Pointless Rambling at 2:20 AM

Author’s Note: Yeah yeah, I said this was going to be a daily thing. Problem is, I’m bored, and it’s technically tomorrow (although this was true when I wrote the first post as well.) so I guess you can say that, at minimum, there will be one post a day ( for as long as I can manage to keep that up at least) Anyway, you’re getting more than expected, instead of less, so I have no idea why I would think you would be upset. I’m going to stop AN-ing now and move onto the piece. (Most of them probably won’t be as rambly as this one.)

There’s a certain sort of weirdness that my mind happens to inflict on me at 2:20 AM in the morning, sitting alone, typing a piece for my newly started blog at my computer.
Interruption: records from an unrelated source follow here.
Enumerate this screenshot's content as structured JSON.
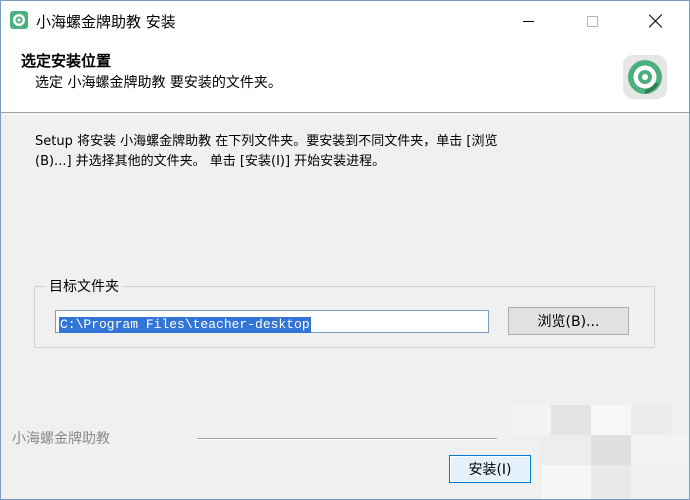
{
  "window": {
    "title": "小海螺金牌助教 安装",
    "controls": [
      "minimize",
      "maximize",
      "close"
    ]
  },
  "header": {
    "title": "选定安装位置",
    "subtitle": "选定 小海螺金牌助教 要安装的文件夹。",
    "icon": "app-logo-icon"
  },
  "description": {
    "line1": "Setup 将安装 小海螺金牌助教 在下列文件夹。要安装到不同文件夹，单击 [浏览",
    "line2": "(B)...] 并选择其他的文件夹。 单击 [安装(I)] 开始安装进程。"
  },
  "destination": {
    "group_label": "目标文件夹",
    "path_value": "C:\\Program Files\\teacher-desktop",
    "browse_label": "浏览(B)..."
  },
  "footer": {
    "brand": "小海螺金牌助教",
    "install_label": "安装(I)"
  },
  "colors": {
    "accent": "#0078d7",
    "selection": "#3375d6",
    "logo_green": "#4caf7d"
  }
}
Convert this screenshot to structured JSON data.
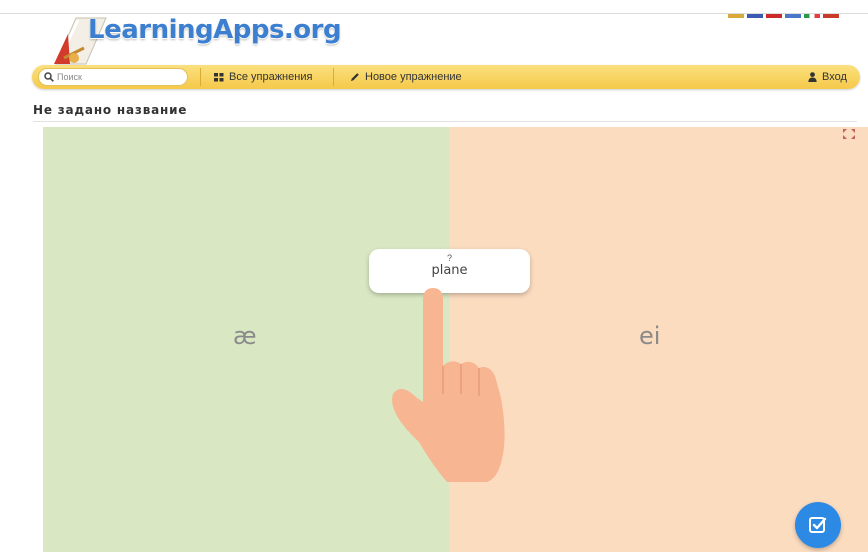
{
  "site": {
    "logo_text": "LearningApps.org",
    "flag_colors": [
      "#d8a93b",
      "#3b5bb0",
      "#cc2a2a",
      "#4a78c8",
      "#2a9a48",
      "#e04040",
      "#c93a2a"
    ]
  },
  "navbar": {
    "search_placeholder": "Поиск",
    "all_exercises_label": "Все упражнения",
    "new_exercise_label": "Новое упражнение",
    "login_label": "Вход"
  },
  "page": {
    "title": "Не задано название"
  },
  "exercise": {
    "left_category": "æ",
    "right_category": "ei",
    "left_color": "#d9e8c3",
    "right_color": "#fcdcbf",
    "card_hint": "?",
    "card_word": "plane"
  },
  "colors": {
    "navbar": "#f5c94a",
    "check_button": "#2d8ae4",
    "logo": "#3c7fd0"
  },
  "icons": {
    "search": "search-icon",
    "grid": "grid-icon",
    "pencil": "pencil-icon",
    "user": "user-icon",
    "fullscreen": "fullscreen-icon",
    "check": "check-icon",
    "hand": "pointing-hand-icon"
  }
}
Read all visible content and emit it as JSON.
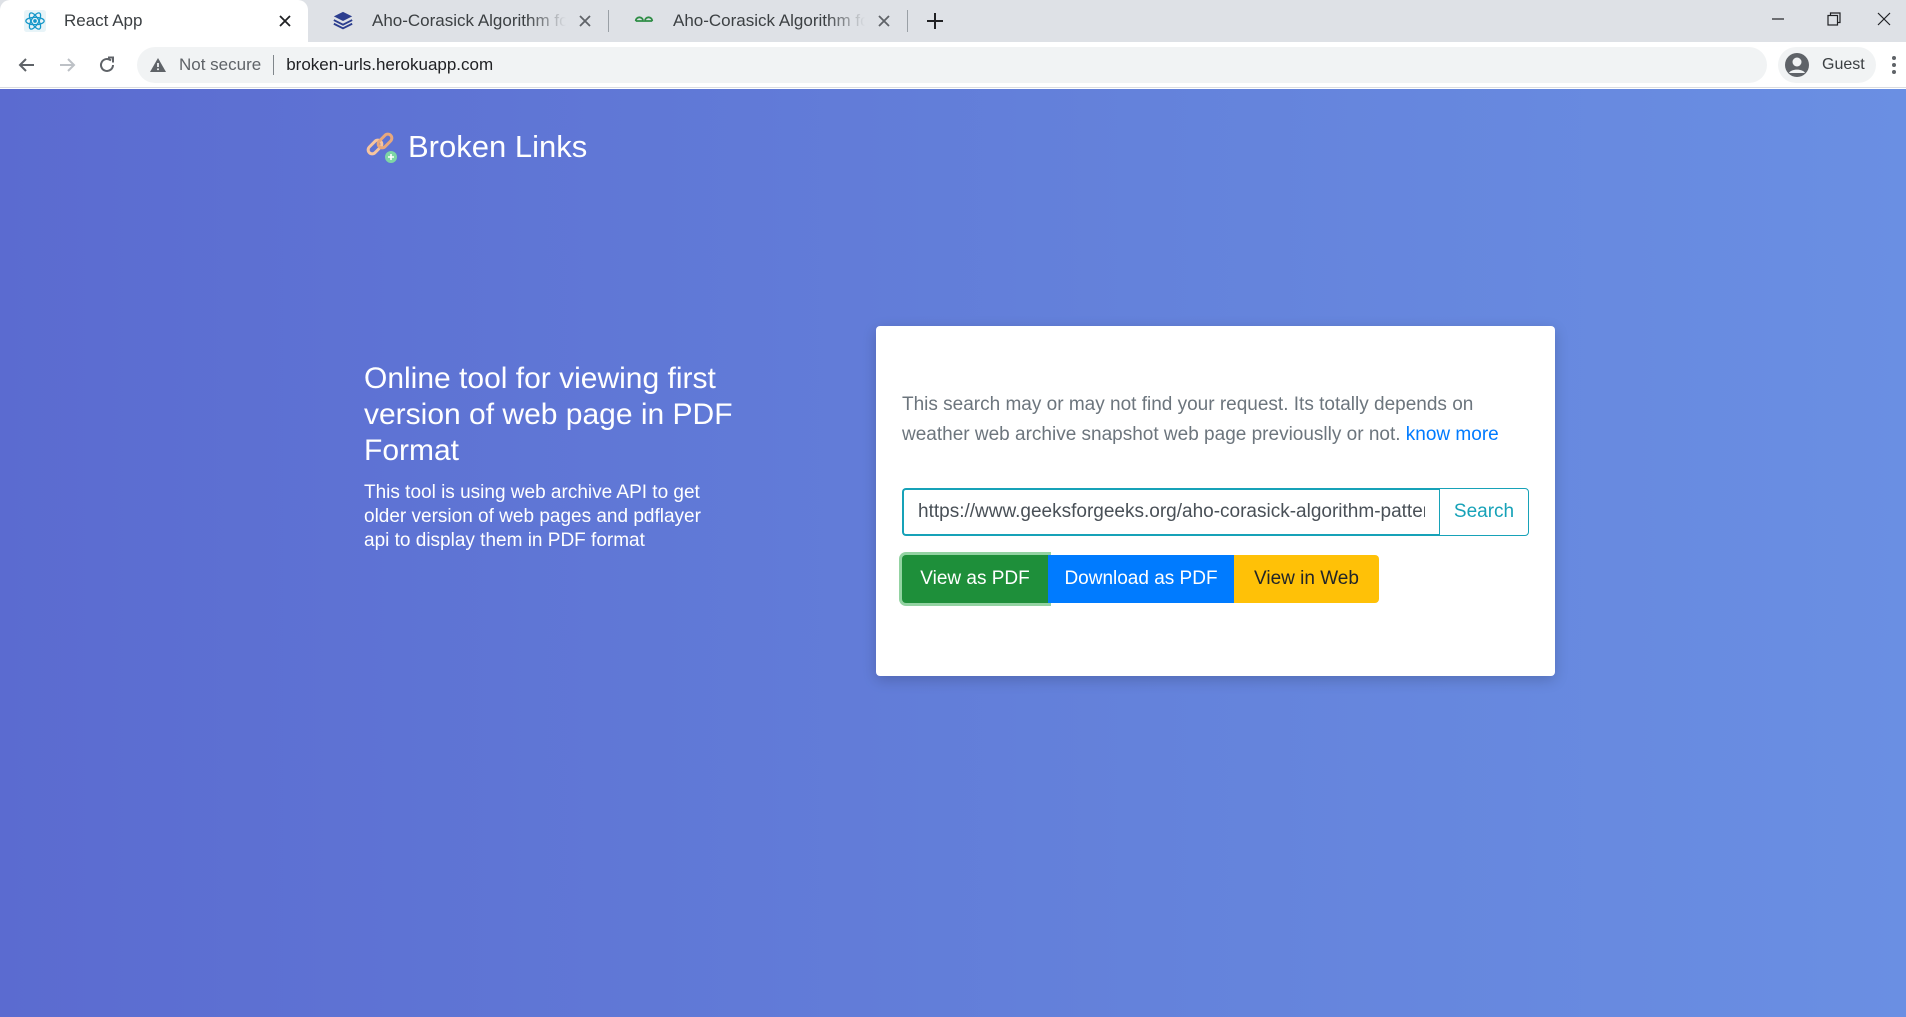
{
  "browser": {
    "tabs": [
      {
        "title": "React App",
        "favicon": "react-icon",
        "active": true
      },
      {
        "title": "Aho-Corasick Algorithm for Pattern Searching",
        "favicon": "layers-icon",
        "active": false
      },
      {
        "title": "Aho-Corasick Algorithm for Pattern Searching",
        "favicon": "geeksforgeeks-icon",
        "active": false
      }
    ],
    "security_label": "Not secure",
    "url": "broken-urls.herokuapp.com",
    "profile_label": "Guest"
  },
  "header": {
    "brand_name": "Broken Links",
    "logo": "link-icon"
  },
  "hero": {
    "title": "Online tool for viewing first version of web page in PDF Format",
    "description": "This tool is using web archive API to get older version of web pages and pdflayer api to display them in PDF format"
  },
  "card": {
    "note": "This search may or may not find your request. Its totally depends on weather web archive snapshot web page previouslly or not.",
    "note_link": "know more",
    "search_value": "https://www.geeksforgeeks.org/aho-corasick-algorithm-pattern-searching/",
    "search_label": "Search",
    "view_pdf_label": "View as PDF",
    "download_pdf_label": "Download as PDF",
    "view_web_label": "View in Web"
  },
  "colors": {
    "background_start": "#5b6bd0",
    "background_end": "#6a8fe3",
    "info": "#17a2b8",
    "success": "#1e8f3a",
    "primary": "#007bff",
    "warning": "#ffc107"
  }
}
It’s very hard to explain, but it’s something akin to perfect stillness. It’s not really what I would call particularly relaxing (If it was, I would have fallen asleep already) and definitely not zen. Basically though, in the early hours of the morning, when I’m at my computer, time stops. Not actually of course, but for my brain, it does. Or at least my perception of it gets weird. So that now, at 2:22 AM, I feel like an eternity has passed, but at the same time, feel like hardly any time passed at all. Odd.
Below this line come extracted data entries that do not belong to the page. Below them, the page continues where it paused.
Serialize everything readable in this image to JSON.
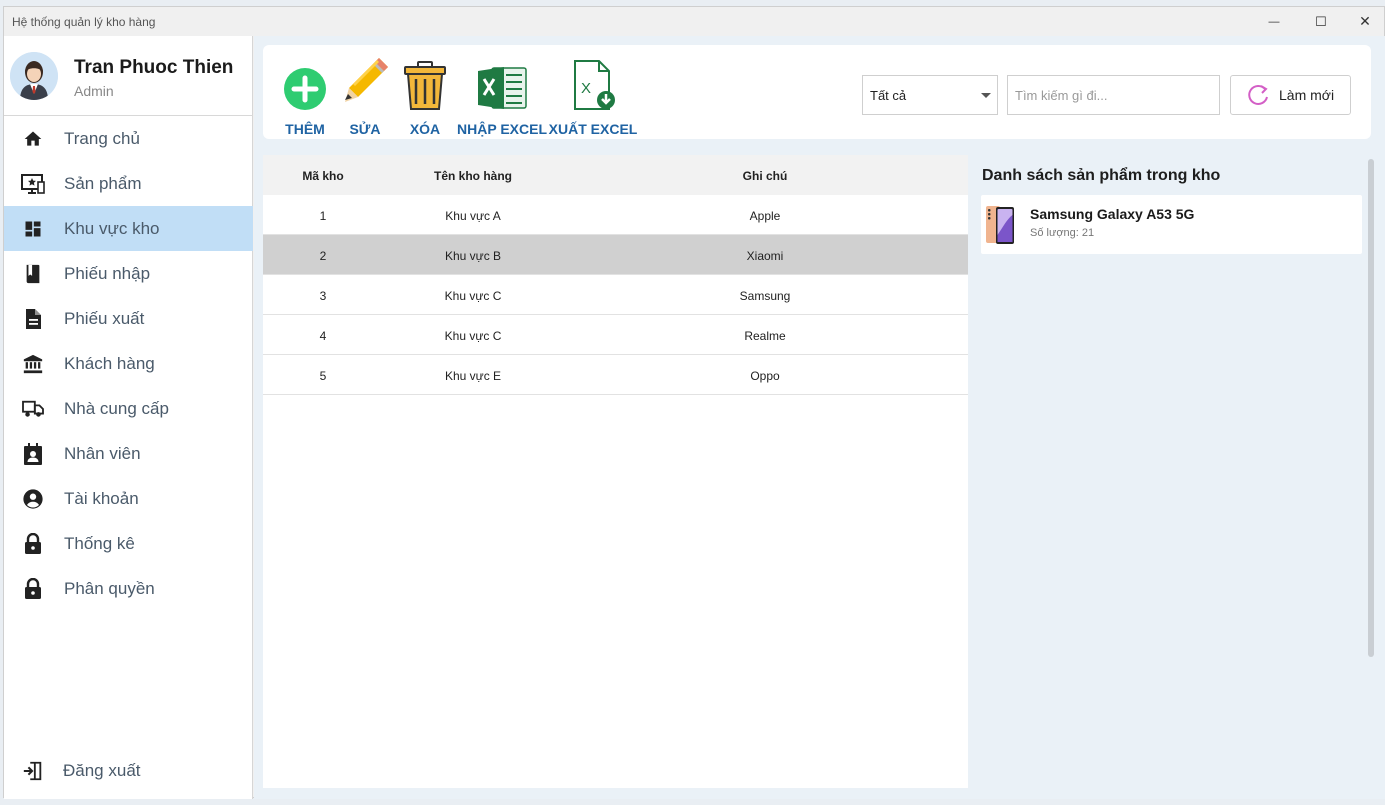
{
  "window": {
    "title": "Hệ thống quản lý kho hàng",
    "controls": {
      "minimize": "—",
      "maximize": "☐",
      "close": "✕"
    }
  },
  "profile": {
    "name": "Tran Phuoc Thien",
    "role": "Admin"
  },
  "sidebar": {
    "items": [
      {
        "label": "Trang chủ",
        "icon": "home-icon"
      },
      {
        "label": "Sản phẩm",
        "icon": "product-monitor-icon"
      },
      {
        "label": "Khu vực kho",
        "icon": "dashboard-icon",
        "active": true
      },
      {
        "label": "Phiếu nhập",
        "icon": "book-icon"
      },
      {
        "label": "Phiếu xuất",
        "icon": "document-icon"
      },
      {
        "label": "Khách hàng",
        "icon": "bank-icon"
      },
      {
        "label": "Nhà cung cấp",
        "icon": "truck-icon"
      },
      {
        "label": "Nhân viên",
        "icon": "contact-card-icon"
      },
      {
        "label": "Tài khoản",
        "icon": "account-circle-icon"
      },
      {
        "label": "Thống kê",
        "icon": "lock-icon"
      },
      {
        "label": "Phân quyền",
        "icon": "lock-icon"
      }
    ],
    "logout": {
      "label": "Đăng xuất",
      "icon": "logout-icon"
    }
  },
  "toolbar": {
    "add": "THÊM",
    "edit": "SỬA",
    "delete": "XÓA",
    "import_excel": "NHẬP EXCEL",
    "export_excel": "XUẤT EXCEL",
    "filter_value": "Tất cả",
    "search_placeholder": "Tìm kiếm gì đi...",
    "refresh": "Làm mới"
  },
  "table": {
    "columns": [
      "Mã kho",
      "Tên kho hàng",
      "Ghi chú"
    ],
    "rows": [
      {
        "id": "1",
        "name": "Khu vực A",
        "note": "Apple"
      },
      {
        "id": "2",
        "name": "Khu vực B",
        "note": "Xiaomi",
        "selected": true
      },
      {
        "id": "3",
        "name": "Khu vực C",
        "note": "Samsung"
      },
      {
        "id": "4",
        "name": "Khu vực C",
        "note": "Realme"
      },
      {
        "id": "5",
        "name": "Khu vực E",
        "note": "Oppo"
      }
    ]
  },
  "product_panel": {
    "title": "Danh sách sản phẩm trong kho",
    "items": [
      {
        "name": "Samsung Galaxy A53 5G",
        "quantity": "Số lượng: 21"
      }
    ]
  },
  "colors": {
    "accent_blue": "#1f63a3",
    "active_nav": "#c1def6",
    "add_green": "#2ecc71",
    "excel_green": "#1f7a43",
    "selected_row": "#d0d0d0"
  }
}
Honestly, if I had started actually writing pieces for this blog before I just up and made it, I might have chosen a different name. Dailywrite, the name I wanted, was taken, and honestly, I’m not exactly happy with what replaced it. Write, Chat, Blog seems fine, but it falls apart if you look at it too closely. For example, what part of this site am I referring to with the “Chat” thing? The comments section? I’m slightly afraid this “Chat” part implies a certain connection with the reader more than my simply puking up essays from the very dregs of my brain. Will readers be turned off by the fact that I just write? And if “Chat” ushers in overblown expectations, “Write” and “Blog” certainly aren’t holding their respective ends any better. I mean, aren’t they basically the same thing? One tends to write on a blog, so I’m not exactly sure why I didn’t call this the random blog of everything, since that’s probably what it will turn into.
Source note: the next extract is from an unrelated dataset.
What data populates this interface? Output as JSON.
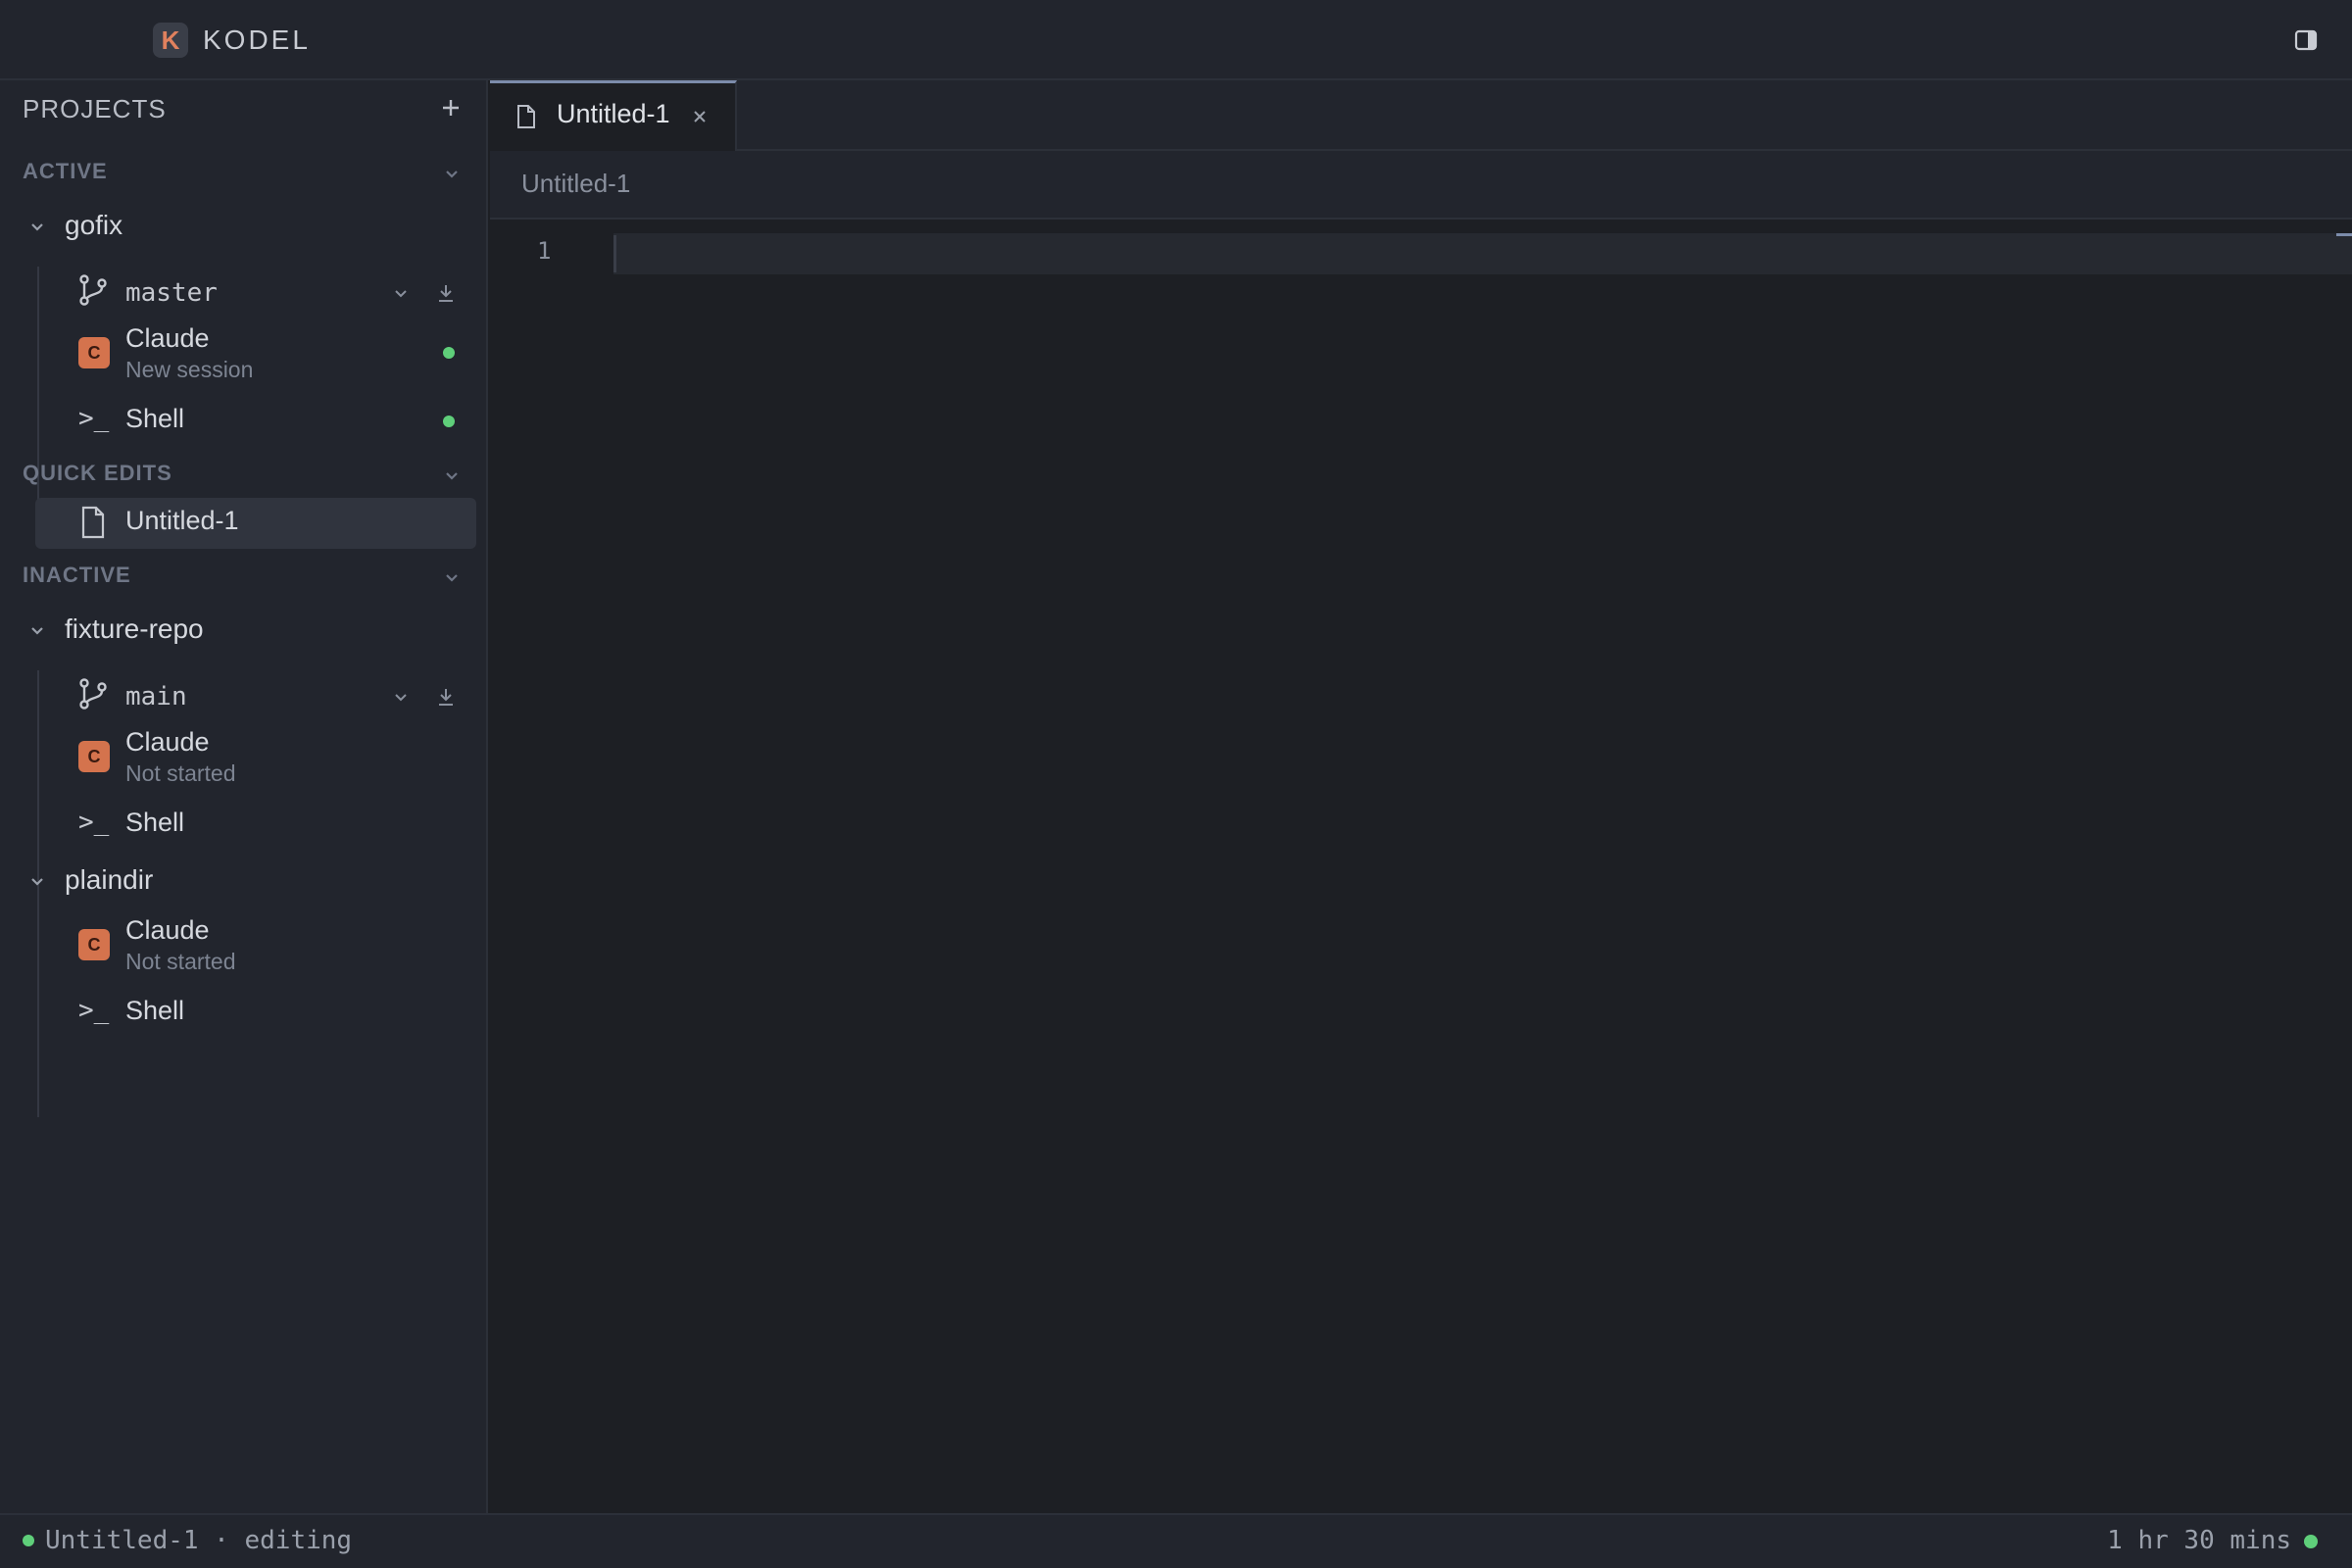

Listening to that last paragraph, “Dailyramble” seems like it would have been much more appropriate name for this monstrosity that, simply because I was bored, I created. Although saying it like that makes me seem like a bit of a nerd… oh well. Sitting here now, and just reading this over, a name pops into my head “TheFirstDraft.wordpress.com” now THAT is a better name. I suppose it’s too bad. You may notice that I go off on random topics in this piece more than most of the others (assuming that others will follow this one. I can’t know if they’ll be any less rambling, but I would imagine they would be a little) because I’m currently in that state of sleepiness where you just start being random. If friends were around, I would probably be laughing and thinking everything is funny. Since they’re not, I’ll ramble my disjointed thoughts out onto a computer. I imagine if a teacher were to take a look at this, they would probably die of shock and horror. It’s that bad.

And yet I still imagine people will read it. Maybe some people will find the rambling endearing, others may be ramblers themselves, and see it as normal. And, overall, I have faith people will read this with the same morbid fascination we give to animals killing one another, “The Jersey Shore” and fanfiction. With this said, and with me yawning while typing this, it’s time to randomly cut it short here and go to bed. I’m that tired.